On Fri, Feb 02, 2024 at 10:22:34AM -0800, "T.J. Mercier" <[email protected]> wrote:
> So all of these should be more or less equivalent:
> delta <= SWAP_CLUSTER_MAX ? delta : (delta + 3*SWAP_CLUSTER_MAX) / 4
> max((nr_to_reclaim - nr_reclaimed) / 4, (nr_to_reclaim - nr_reclaimed) % 4)
> (nr_to_reclaim - nr_reclaimed) / 4 + 4
> (nr_to_reclaim - nr_reclaimed) / 4
>
> I was just trying to avoid putting in a 0 for the request size with the mod.
The third variant would be simpler then. Modulo looks weird.
Oh, and I just realized that try_to_free_mem_cgroup_pages() does
max(nr_pages, SWAP_CLUSTER_MAX). Then I'd vote for the fourth variant +
possible comment about harmless 0.
(I'm sorry if this was discussed before.)
Michal
On Fri, Feb 2, 2024 at 11:46 AM Michal Koutný <[email protected]> wrote:
>
> On Fri, Feb 02, 2024 at 10:22:34AM -0800, "T.J. Mercier" <[email protected]> wrote:
> > So all of these should be more or less equivalent:
> > delta <= SWAP_CLUSTER_MAX ? delta : (delta + 3*SWAP_CLUSTER_MAX) / 4
> > max((nr_to_reclaim - nr_reclaimed) / 4, (nr_to_reclaim - nr_reclaimed) % 4)

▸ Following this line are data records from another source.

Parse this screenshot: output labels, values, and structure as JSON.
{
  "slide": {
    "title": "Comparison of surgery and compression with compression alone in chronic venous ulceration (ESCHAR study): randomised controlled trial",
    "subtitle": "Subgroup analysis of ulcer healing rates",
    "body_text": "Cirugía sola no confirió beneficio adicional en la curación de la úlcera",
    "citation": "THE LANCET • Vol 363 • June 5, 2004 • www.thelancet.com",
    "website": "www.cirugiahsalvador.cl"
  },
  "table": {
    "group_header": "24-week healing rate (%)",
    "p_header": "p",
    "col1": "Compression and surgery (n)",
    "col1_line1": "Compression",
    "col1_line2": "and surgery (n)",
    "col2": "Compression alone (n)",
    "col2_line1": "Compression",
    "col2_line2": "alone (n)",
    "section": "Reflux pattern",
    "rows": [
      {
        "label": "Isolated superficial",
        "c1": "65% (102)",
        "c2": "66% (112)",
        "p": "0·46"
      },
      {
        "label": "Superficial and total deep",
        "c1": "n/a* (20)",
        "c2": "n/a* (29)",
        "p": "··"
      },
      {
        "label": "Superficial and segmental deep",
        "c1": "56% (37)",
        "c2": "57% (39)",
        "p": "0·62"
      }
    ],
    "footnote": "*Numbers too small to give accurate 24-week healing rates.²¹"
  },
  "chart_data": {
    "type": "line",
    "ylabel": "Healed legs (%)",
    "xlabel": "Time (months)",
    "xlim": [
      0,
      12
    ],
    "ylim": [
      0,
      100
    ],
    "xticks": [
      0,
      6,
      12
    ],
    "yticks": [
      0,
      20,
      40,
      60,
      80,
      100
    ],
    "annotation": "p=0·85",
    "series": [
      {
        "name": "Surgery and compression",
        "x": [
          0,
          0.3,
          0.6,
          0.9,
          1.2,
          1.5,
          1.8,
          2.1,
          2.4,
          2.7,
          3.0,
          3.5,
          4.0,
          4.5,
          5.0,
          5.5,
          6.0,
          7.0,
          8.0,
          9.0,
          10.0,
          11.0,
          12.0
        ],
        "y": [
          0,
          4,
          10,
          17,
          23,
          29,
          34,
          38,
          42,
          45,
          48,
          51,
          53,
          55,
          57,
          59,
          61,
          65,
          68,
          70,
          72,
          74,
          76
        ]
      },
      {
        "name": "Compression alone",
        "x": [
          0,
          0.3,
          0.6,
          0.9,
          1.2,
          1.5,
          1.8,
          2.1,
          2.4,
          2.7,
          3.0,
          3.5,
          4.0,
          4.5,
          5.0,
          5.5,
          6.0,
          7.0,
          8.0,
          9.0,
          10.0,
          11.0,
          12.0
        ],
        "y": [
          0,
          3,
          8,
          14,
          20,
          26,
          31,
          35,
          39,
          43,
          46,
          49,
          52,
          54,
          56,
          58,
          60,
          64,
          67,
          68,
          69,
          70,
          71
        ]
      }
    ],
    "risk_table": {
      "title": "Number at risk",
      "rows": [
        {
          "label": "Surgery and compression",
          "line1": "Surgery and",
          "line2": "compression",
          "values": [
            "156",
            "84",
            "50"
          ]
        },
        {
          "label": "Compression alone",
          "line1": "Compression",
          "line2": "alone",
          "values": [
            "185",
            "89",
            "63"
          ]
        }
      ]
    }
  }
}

> > (nr_to_reclaim - nr_reclaimed) / 4 + 4
> > (nr_to_reclaim - nr_reclaimed) / 4
> >
> > I was just trying to avoid putting in a 0 for the request size with the mod.
>
> The third variant would be simpler then. Modulo looks weird.
>
> Oh, and I just realized that try_to_free_mem_cgroup_pages() does
> max(nr_pages, SWAP_CLUSTER_MAX). Then I'd vote for the fourth variant +
> possible comment about harmless 0.
> (I'm sorry if this was discussed before.)
>
> Michal
Ok great, let's do that. Thanks for your input.